Project Summary N6-methyladenosine (m6A) is the most abundant RNA modification and plays key roles in RNA metabolism. m6A writers and readers are highly expressed in hematopoietic stem and progenitor cells and dysregulated in myelodysplasia and leukemia. We show that loss of Mettl3 in hematopoietic stem and progenitor cells (HSPCs) resulted in upregulation of an anti-viral innate immune response signature as well as marked proliferation and differentiation defects. In particular, we are the first to report that loss of m6A RNA modification resulted in aberrant dsRNA formation, leading to activation of the MDA5-RIG-I, PKR-eIF2A, and OAS-RNAse L pathways. By differential immunoprecipitation of dsRNAs from Mettl3 KO versus WT cells, we identified a specific subset of long, normally highly m6A modified transcripts with low folding energies, signifying propensity to form extensive RNA secondary structures. Disruption of innate immune signaling via deletion of Mavs or knockdown of Rnasel in part rescued colony formation in vitro and engraftment in competitive transplantation assays in vivo. These data suggest that one of the roles of m6A RNA modifications is to maintain single-strandedness of endogenous RNAs whereby they mark RNAs as “self” and distinguish them from exogenous pathogen-derived dsRNAs. In this SHINE II application we propose to dissect the role of m6A RNA modification in HSPCs specifically as it pertains to its role as suppressor of aberrant innate immune signaling. We will determine the mechanism by which METTL3-mediated m6A RNA modification prevents abnormal dsRNA formation and consequent induction of interferon signaling, we will dissect how m6A loss results in a deleterious immune response that disrupts HSPC function, and we will assess the universality this phenomenon across hematopoietic lineages.

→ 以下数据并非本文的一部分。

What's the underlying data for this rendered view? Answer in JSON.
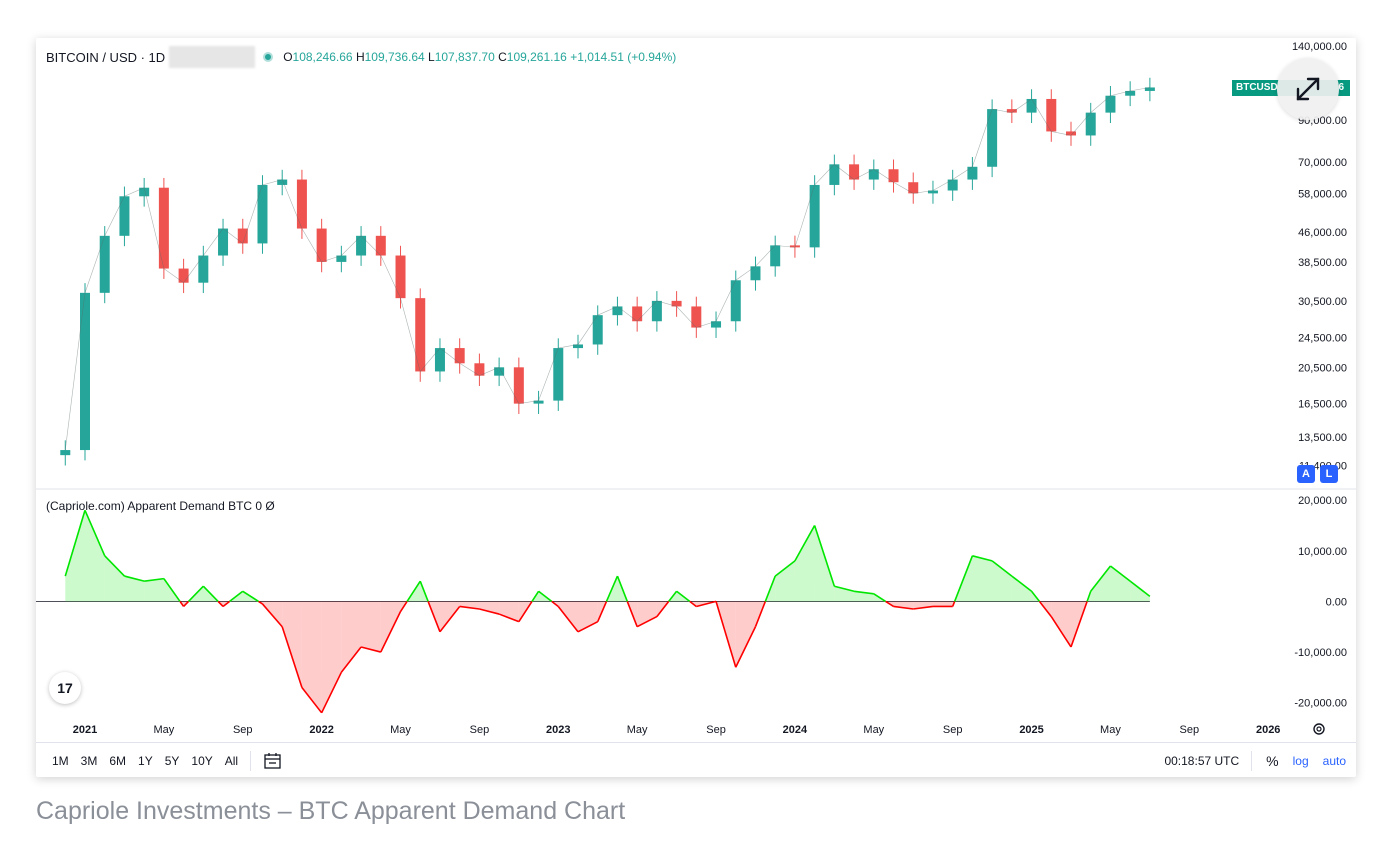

项目摘要 N6-甲基腺苷（m6A）是最丰富的RNA修饰，在RNA代谢中起着关键作用。m6A 作者和读者在造血干细胞和祖细胞中高度表达， 骨髓增生异常和白血病 我们发现，造血干细胞和祖细胞（HSPC）中Mettl3的缺失导致造血干细胞和祖细胞（HSPC）中Mettl3的表达上调。 抗病毒先天免疫应答特征以及显著的增殖和分化缺陷。在 特别地，我们是第一个报道m6A RNA修饰的缺失导致异常dsRNA形成的人， 导致MDA5-RIG-I、PKR-eIF2A和OAS-RNAse L途径的激活。通过差示 通过对来自Mettl3 KO与WT细胞的dsRNA的免疫沉淀，我们鉴定了一个特定的长的、正常的 高度m6 A修饰的转录物具有低折叠能，表明倾向于形成广泛的RNA二级结构 结构.通过删除Mavs或敲除Rnasel来破坏先天免疫信号传导，部分得以挽救 体外集落形成和体内竞争性移植测定中的植入。这些数据表明 m6A RNA修饰的作用之一是维持内源RNA的单链性， 它们将RNA标记为"自身"并将其与外源病原体衍生的dsRNA区分开。 在这个SHINE II应用中，我们建议剖析m6A RNA修饰在HSPCs中的作用，因为它 涉及其作为异常先天免疫信号传导抑制剂的作用。我们将通过以下方式确定机制： 该胃L3介导的m6A RNA修饰阻止了异常dsRNA的形成和随后的诱导， 干扰素信号，我们将剖析如何m6A的损失导致有害的免疫反应，破坏 HSPC功能，我们将评估这种现象在造血谱系中的普遍性。